Я не раз обсуждал с ним ваши проблемы, пытаясь заинтересовать его. Но все
было не к месту и не вовремя. Я этого не учел -- сам слишком всем этим
увлекся и забыл, что он король. Все, о чем я ему рассказывал, значит для
него лишь одно: его власти что-то угрожает, причем его королевство вдруг
оказывается всего лишь пылинкой в космосе, а его власть -- просто игрой,
шуткой для тех, кто правит сотней миров.
-- Но Экумена никем не правит! Она лишь координирует. Ее власть в
каждом из входящих в нее государств и миров ничуть не больше власти их
собственных правителей. Просто в союзе с Экуменой Кархайд обретет
значительно большую стабильность и авторитет, чем когда-либо.

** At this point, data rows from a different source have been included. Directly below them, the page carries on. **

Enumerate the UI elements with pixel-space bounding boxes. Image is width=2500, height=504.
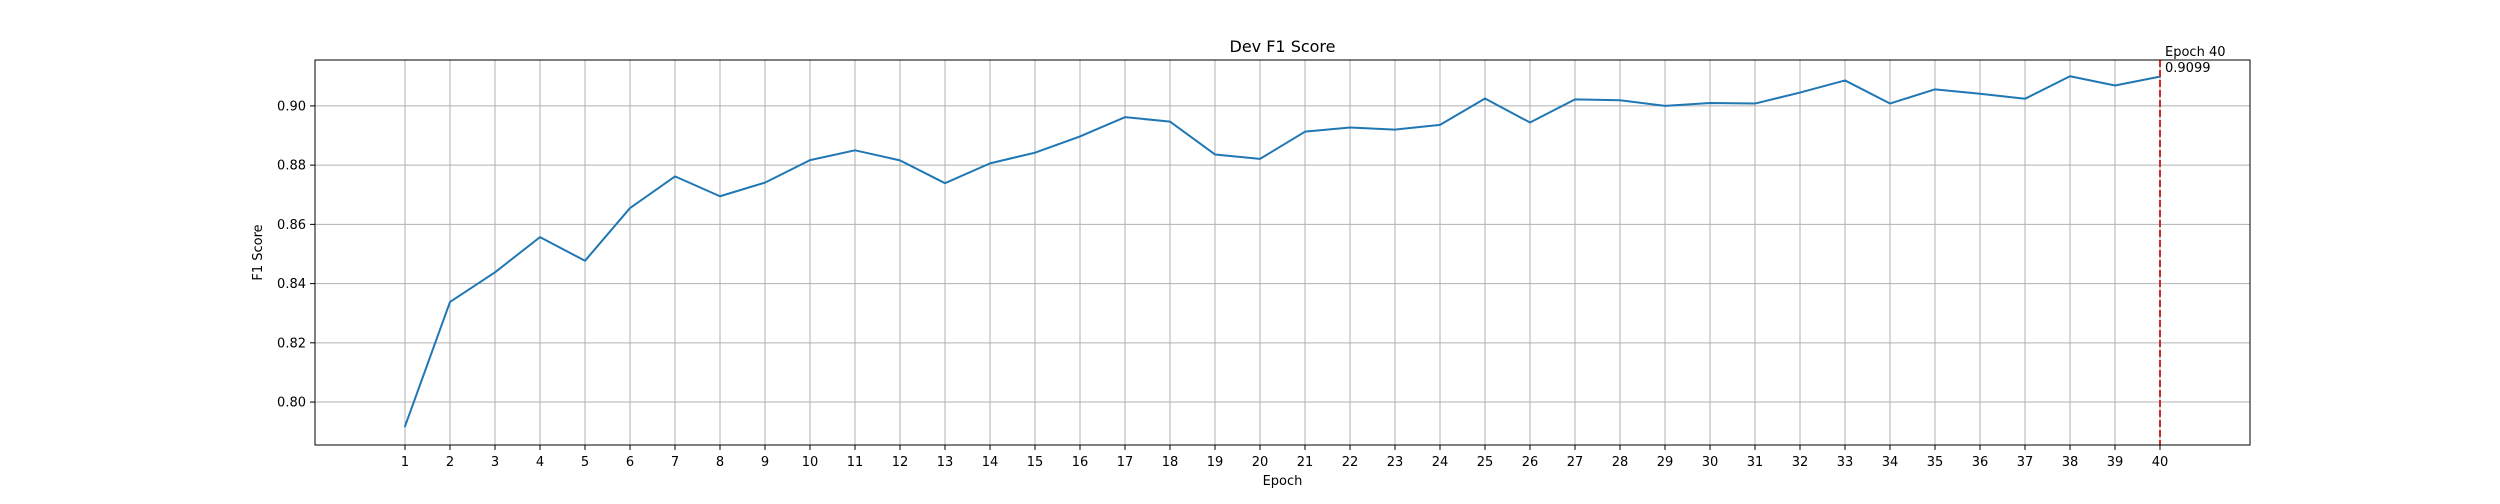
- x-tick-label: 35: [1927, 455, 1944, 470]
- x-tick-label: 21: [1297, 455, 1314, 470]
- x-tick-label: 13: [937, 455, 954, 470]
- x-tick-label: 4: [536, 455, 544, 470]
- x-tick-label: 10: [802, 455, 819, 470]
- data-point: [899, 159, 901, 161]
- x-tick-label: 26: [1522, 455, 1539, 470]
- data-point: [1574, 98, 1576, 100]
- data-point: [719, 195, 721, 197]
- data-point: [1124, 116, 1126, 118]
- y-tick-label: 0.82: [277, 336, 306, 351]
- data-point: [1934, 88, 1936, 90]
- data-point: [449, 301, 451, 303]
- data-point: [1844, 79, 1846, 81]
- data-point: [1754, 103, 1756, 105]
- data-point: [2114, 84, 2116, 86]
- y-axis-label: F1 Score: [251, 224, 266, 280]
- x-tick-label: 27: [1567, 455, 1584, 470]
- x-tick-label: 5: [581, 455, 589, 470]
- x-tick-label: 33: [1837, 455, 1854, 470]
- data-point: [854, 149, 856, 151]
- x-tick-label: 11: [847, 455, 864, 470]
- data-point: [2024, 98, 2026, 100]
- x-tick-label: 1: [401, 455, 409, 470]
- data-point: [1979, 93, 1981, 95]
- tick-layer: 1 2 3 4 5 6 7 8 9 10 11 12 13 14 15 16 17 18 19 20 21 22 23 24 2…: [277, 99, 2168, 470]
- x-tick-label: 25: [1477, 455, 1494, 470]
- x-tick-label: 34: [1882, 455, 1899, 470]
- x-tick-label: 38: [2062, 455, 2079, 470]
- data-point: [1259, 158, 1261, 160]
- data-point: [989, 162, 991, 164]
- x-tick-label: 20: [1252, 455, 1269, 470]
- x-axis-label: Epoch: [1263, 474, 1303, 489]
- x-tick-label: 17: [1117, 455, 1134, 470]
- x-tick-label: 39: [2107, 455, 2124, 470]
- x-tick-label: 40: [2152, 455, 2169, 470]
- grid-layer: [315, 60, 2250, 445]
- data-point: [1439, 124, 1441, 126]
- y-tick-label: 0.90: [277, 99, 306, 114]
- x-tick-label: 18: [1162, 455, 1179, 470]
- x-tick-label: 3: [491, 455, 499, 470]
- y-tick-label: 0.88: [277, 159, 306, 174]
- data-point: [674, 175, 676, 177]
- y-tick-label: 0.86: [277, 218, 306, 233]
- data-point: [629, 207, 631, 209]
- data-point: [1304, 131, 1306, 133]
- x-tick-label: 15: [1027, 455, 1044, 470]
- x-tick-label: 14: [982, 455, 999, 470]
- x-tick-label: 37: [2017, 455, 2034, 470]
- data-point: [494, 271, 496, 273]
- data-point: [539, 236, 541, 238]
- data-point: [404, 425, 406, 427]
- marker-epoch-label: Epoch 40: [2165, 45, 2225, 60]
- x-tick-label: 6: [626, 455, 634, 470]
- y-tick-label: 0.84: [277, 277, 306, 292]
- marker-value-label: 0.9099: [2165, 61, 2211, 76]
- data-point: [764, 182, 766, 184]
- data-point: [944, 182, 946, 184]
- data-point: [1709, 102, 1711, 104]
- x-tick-label: 28: [1612, 455, 1629, 470]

Некоторое время Эстравен молчал. Сидел, уставившись в огонь, отблески
которого играли на его серебряной кружке и широкой светлой цепи у него на
груди, обозначающей его ранг. В старом доме царила тишина. За ужином нам
прислуживал слуга, но жители Кархайда не знают института рабства или иной
личной зависимости и нанимают именно работников, а не людей; так что теперь
все слуги, конечно же, разошлись по домам. Придворный такого ранга, как
Эстравен, по-моему, должен был бы иметь хоть какую-то охрану, поскольку
убийства в Кархайде случаются достаточно часто, но я и раньше не заметил ни
одного охранника, и сейчас никого в доме не слышал. Мы явно были одни.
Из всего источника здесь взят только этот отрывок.